Performance benchmark results show that the A18 Pro chip on the iPhone 16 Pro and 16 Pro Max is not much better than the iPhone 15 launched last year, and is even inferior to Samsung's Galaxy S24 Ultra.
At in the early morning of September 10 (Vietnam time), Apple said that the iPhone 16 Pro and 16 Pro Max duo will be equipped with A18 Pro, the most powerful chip on the smartphone market today.
Apple did not release detailed information about the A18 Pro chip, except that the chip is built on a 3nm process, has 6 processing cores, including 2 high-performance processing cores and 4 energy-saving processing cores.
Although users have not had the opportunity to experience the iPhone 16 Pro to be able to evaluate the power of the A18 Pro chip for themselves, however, it seems that the performance score of this chip has appeared on the Geekbench database, a specialized tool for scoring smartphone processing performance.
Information from Geekbench shows that the iPhone 16 Pro, codenamed 17.3, uses a chip with a maximum clock speed of up to 4.04GHz and 8GB of RAM. However, the processing performance score of the A18 Pro chip on the iPhone 16 Pro is not as impressive as Apple claims.
Accordingly, the single-core processing score of the A18 Pro chip reached 3,114 points, while the multi-core processing test of this chip reached 6,666 points. The score of the A18 Pro is slightly higher than the A16 Bionic processor chip equipped by Apple on the iPhone 15, when the chip's scores reached 2,595 points in the single-core processing test and 6,651 points in the multi-core processing test.
However, when comparing the processing scores of the A18 Pro chip with the Snapdragon 8 Gen 3 for Galaxy chip on the Galaxy S24 Ultra and the Tensor G4 chip on the Google Pixel 9 Pro XL, the results are different.
Specifically, the single-core performance score of the A18 Pro chip is superior to the single-core processing capability of the Snapdragon 8 Gen 3 for Galaxy chip on the Galaxy S24 Ultra (2,206 points).
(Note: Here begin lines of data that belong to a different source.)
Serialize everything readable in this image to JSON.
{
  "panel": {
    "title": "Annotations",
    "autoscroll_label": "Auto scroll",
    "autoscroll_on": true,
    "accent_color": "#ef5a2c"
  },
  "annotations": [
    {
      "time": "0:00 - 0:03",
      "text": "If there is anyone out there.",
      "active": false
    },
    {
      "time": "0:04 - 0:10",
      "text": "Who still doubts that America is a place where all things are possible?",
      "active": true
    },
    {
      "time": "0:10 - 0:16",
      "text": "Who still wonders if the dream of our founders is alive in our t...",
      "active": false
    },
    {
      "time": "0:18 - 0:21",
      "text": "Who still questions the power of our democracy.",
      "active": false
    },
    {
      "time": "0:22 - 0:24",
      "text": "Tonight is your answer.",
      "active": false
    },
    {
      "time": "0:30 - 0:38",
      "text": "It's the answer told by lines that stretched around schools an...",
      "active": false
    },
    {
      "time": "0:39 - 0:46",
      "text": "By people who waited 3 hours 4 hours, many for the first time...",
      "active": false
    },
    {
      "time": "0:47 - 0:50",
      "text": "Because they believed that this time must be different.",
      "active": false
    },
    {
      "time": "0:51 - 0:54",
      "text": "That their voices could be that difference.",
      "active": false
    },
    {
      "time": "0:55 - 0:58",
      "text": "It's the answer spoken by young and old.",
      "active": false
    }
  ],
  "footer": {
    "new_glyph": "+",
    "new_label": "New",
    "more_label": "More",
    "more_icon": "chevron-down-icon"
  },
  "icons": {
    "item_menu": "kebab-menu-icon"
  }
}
However, in the multi-core performance test, the chip on the Galaxy S24 Ultra scored 6,802, higher than the A18 Pro's score of 6,666 in the same test.
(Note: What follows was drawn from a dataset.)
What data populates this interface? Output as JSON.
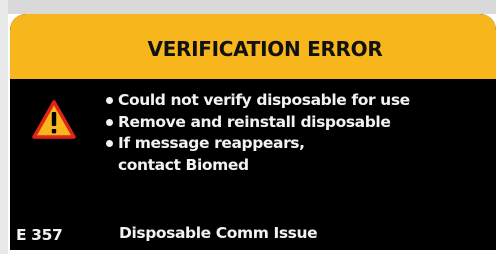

This suggests that the chip on the Galaxy S24 Ultra will deliver better overall performance than the A18 Pro chip on the iPhone 16 Pro.
However, the A18 Pro chip developed by Apple can completely defeat the new generation Tensor G4 chip developed by Google on the Pixel 9 Pro XL smartphone in both single-core and multi-core processing performance tests.
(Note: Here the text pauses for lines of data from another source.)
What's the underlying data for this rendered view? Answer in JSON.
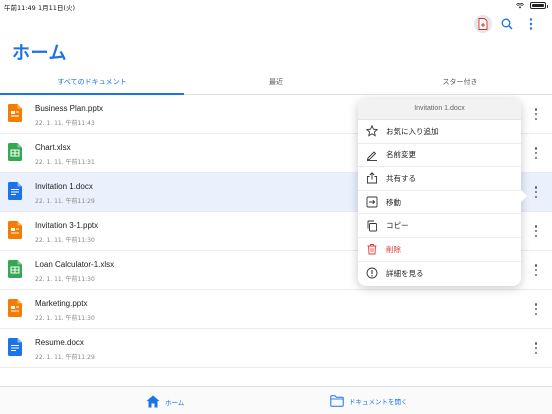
{
  "status_bar": {
    "time": "午前11:49",
    "date": "1月11日(火)"
  },
  "toolbar": {
    "icons": [
      "new-document-icon",
      "search-icon",
      "more-vertical-icon"
    ]
  },
  "header": {
    "title": "ホーム"
  },
  "tabs": [
    {
      "label": "すべてのドキュメント",
      "selected": true
    },
    {
      "label": "最近",
      "selected": false
    },
    {
      "label": "スター付き",
      "selected": false
    }
  ],
  "files": [
    {
      "name": "Business Plan.pptx",
      "meta": "22. 1. 11. 午前11:43",
      "type": "pptx"
    },
    {
      "name": "Chart.xlsx",
      "meta": "22. 1. 11. 午前11:31",
      "type": "xlsx"
    },
    {
      "name": "Invitation 1.docx",
      "meta": "22. 1. 11. 午前11:29",
      "type": "docx",
      "selected": true
    },
    {
      "name": "Invitation 3-1.pptx",
      "meta": "22. 1. 11. 午前11:30",
      "type": "pptx"
    },
    {
      "name": "Loan Calculator-1.xlsx",
      "meta": "22. 1. 11. 午前11:30",
      "type": "xlsx"
    },
    {
      "name": "Marketing.pptx",
      "meta": "22. 1. 11. 午前11:30",
      "type": "pptx"
    },
    {
      "name": "Resume.docx",
      "meta": "22. 1. 11. 午前11:29",
      "type": "docx"
    }
  ],
  "context_menu": {
    "title": "Invitation 1.docx",
    "items": [
      {
        "label": "お気に入り追加",
        "icon": "star-icon"
      },
      {
        "label": "名前変更",
        "icon": "rename-icon"
      },
      {
        "label": "共有する",
        "icon": "share-icon"
      },
      {
        "label": "移動",
        "icon": "move-icon"
      },
      {
        "label": "コピー",
        "icon": "copy-icon"
      },
      {
        "label": "削除",
        "icon": "trash-icon",
        "danger": true
      },
      {
        "label": "詳細を見る",
        "icon": "info-icon"
      }
    ]
  },
  "bottom_nav": {
    "home_label": "ホーム",
    "open_label": "ドキュメントを開く"
  },
  "colors": {
    "accent": "#1a73e8",
    "pptx": "#f57c00",
    "xlsx": "#34a853",
    "docx": "#1a73e8",
    "danger": "#e53935"
  }
}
Specifically, the Tensor G4 chip achieved a score of 1,985 in the single-core performance test and 4,767 in the multi-core performance test. These scores are significantly lower than the scores achieved by the A18 Pro chip in similar tests.
However, all current assessments are still based on numbers, not on real-life experiences. To know how the actual processing speed of the iPhone 16 Pro compares to other high-end smartphones on the market today, we need to wait until after September 20, when Apple officially sells the iPhone 16 series, to get the answer.